One Quick Thing: The Smyly Transition

Clip art illustration of a Cartoon Tiger with a Missing Tooth

Drew Smyly was a starter and then a reliever and now he’s a starter again. After spending a couple of weeks in the pen, Smyly makes his second start of the season tonight against the White Sox, so let’s take a quick look at how he performs as a starter compared to as a reliever.

We all know that Smyly was better on an inning by inning basis in 2013 while pitching out of the bullpen. That’s pretty common. When you’re only asked to go one or two innings, you do better than when you have to throw five to seven. Smyly increased his strikeout rate, decreased his walk rate, allowed fewer runs, got more ground balls, got batters to swing more often, and got batters to make less contact when they swung.

In pretty much every way, Smyly performed better as a reliever. But something that’s very curious about the whole thing is that Smyly didn’t throw harder out of the pen. Pitchf/x (per the classifications at FanGraphs) has Smyly throwing about a mile per hour softer on every pitch (four seam, two seam, cutter, slider, and change). That doesn’t necessarily mean anything, but it’s strange that he would move to the bullpen, throw softer, and get better. That’s not a typical progression at all.

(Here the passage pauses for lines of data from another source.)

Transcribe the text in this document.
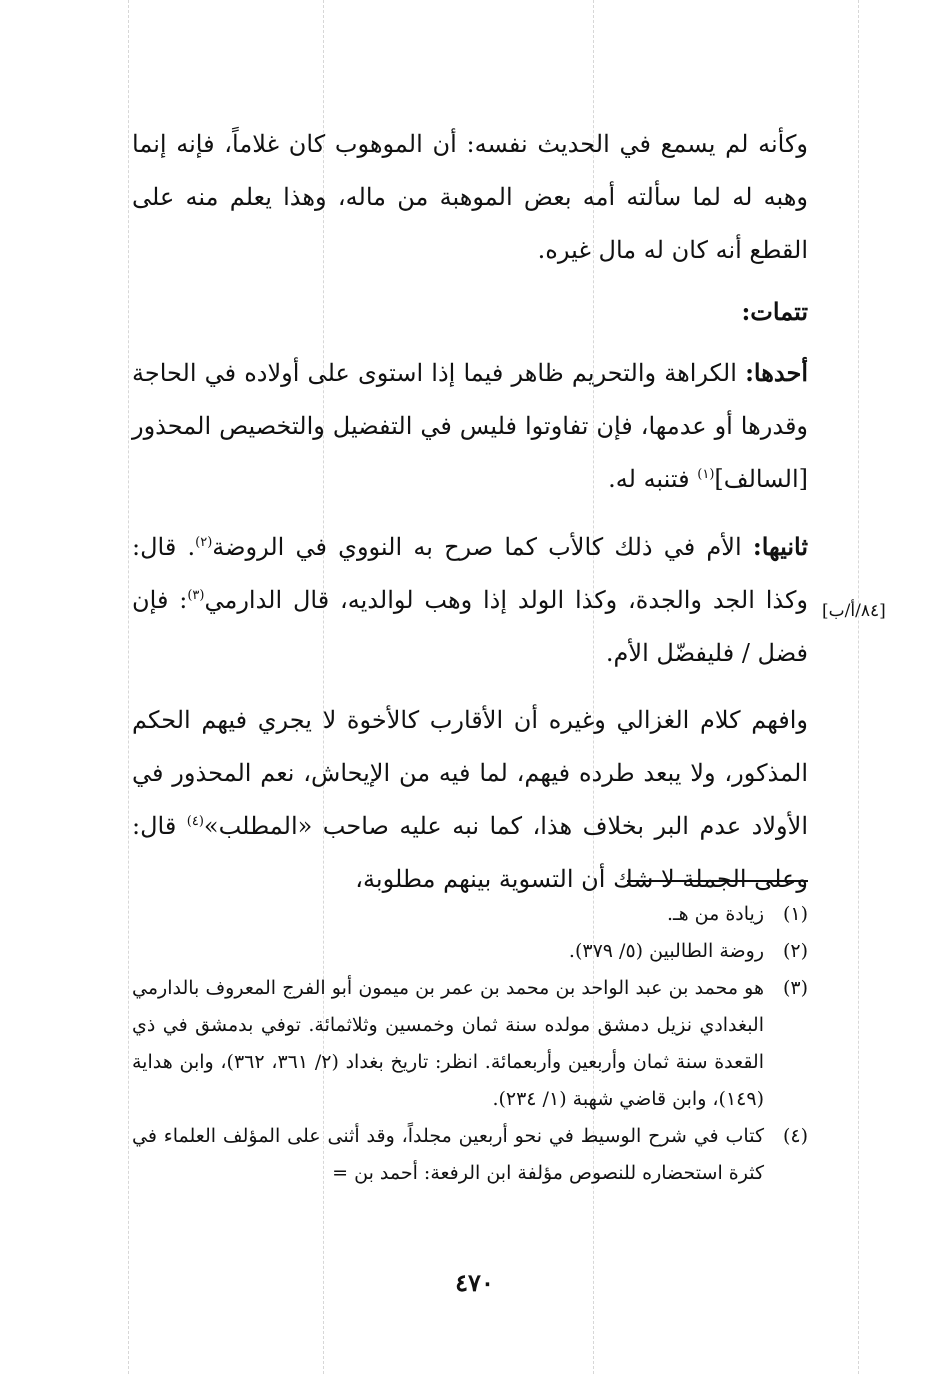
وكأنه لم يسمع في الحديث نفسه: أن الموهوب كان غلاماً، فإنه إنما وهبه له لما سألته أمه بعض الموهبة من ماله، وهذا يعلم منه على القطع أنه كان له مال غيره.

تتمات:

أحدها: الكراهة والتحريم ظاهر فيما إذا استوى على أولاده في الحاجة وقدرها أو عدمها، فإن تفاوتوا فليس في التفضيل والتخصيص المحذور [السالف]$^{(١)}$ فتنبه له.

ثانيها: الأم في ذلك كالأب كما صرح به النووي في الروضة$^{(٢)}$. قال: وكذا الجد والجدة، وكذا الولد إذا وهب لوالديه، قال الدارمي$^{(٣)}$: فإن فضل / فليفضّل الأم.

وافهم كلام الغزالي وغيره أن الأقارب كالأخوة لا يجري فيهم الحكم المذكور، ولا يبعد طرده فيهم، لما فيه من الإيحاش، نعم المحذور في الأولاد عدم البر بخلاف هذا، كما نبه عليه صاحب «المطلب»$^{(٤)}$ قال: وعلى الجملة لا شك أن التسوية بينهم مطلوبة،

[٨٤/أ/ب]
(١)
زيادة من هـ.
(٢)
روضة الطالبين (٥/ ٣٧٩).
(٣)
هو محمد بن عبد الواحد بن محمد بن عمر بن ميمون أبو الفرج المعروف بالدارمي البغدادي نزيل دمشق مولده سنة ثمان وخمسين وثلاثمائة. توفي بدمشق في ذي القعدة سنة ثمان وأربعين وأربعمائة. انظر: تاريخ بغداد (٢/ ٣٦١، ٣٦٢)، وابن هداية (١٤٩)، وابن قاضي شهبة (١/ ٢٣٤).
(٤)
كتاب في شرح الوسيط في نحو أربعين مجلداً، وقد أثنى على المؤلف العلماء في كثرة استحضاره للنصوص مؤلفة ابن الرفعة: أحمد بن =
٤٧٠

Now it’s not as if this velocity change was dramatic or worrisome, but normally we think of guys moving to the bullpen and throwing harder because they don’t need to save as much energy for later innings, and as a result, they tend to pitch a little better. That isn’t how Smyly improved. It also doesn’t seem like he got much more bite on his pitches.

One potential explanation is that he did a better job in 2013 of releasing his fastball and breaking ball from the same spot, meaning it was harder for the batter to distinguish between them, but even those differences are slight.

Another explanation is that Smyly killed lefties in 2013 to the tune of a .212 wOBA against compared to .304 for RHH. The 2012 gap was .293/.327. In 2012, he faced lefties 31% of the time and saw them 43% of the time in 2013. That can explain some of the basic results because he had the platoon advantage more often, but it doesn’t explain why he got way better against lefties and only a little better against righties.

Perhaps we can turn to the times through the order penalty (TTOP). In 2012, Smyly allowed a .282 wOBA the first time, .359 wOBA the second time, and .315 wOBA the third time. In 2013, he was almost never asked to face batters multiple times in one game.

*If someone notices an error in that calculation, let me know. Used a shortcut. Could be a rounding error here or there.

Unfortunately, this isn’t super encouraging. The TTOP is a very real phenomenon and it appears that Smyly isn’t immune. He didn’t really get better, he just didn’t let guys get multiple looks against him. Pitchers have to struggle with this constantly and it will be important for him to mix his pitches and give different looks as he tries to pitch deep into games. He was still a solid starter in 2012, but we probably shouldn’t expect his 2013 gains to carry over.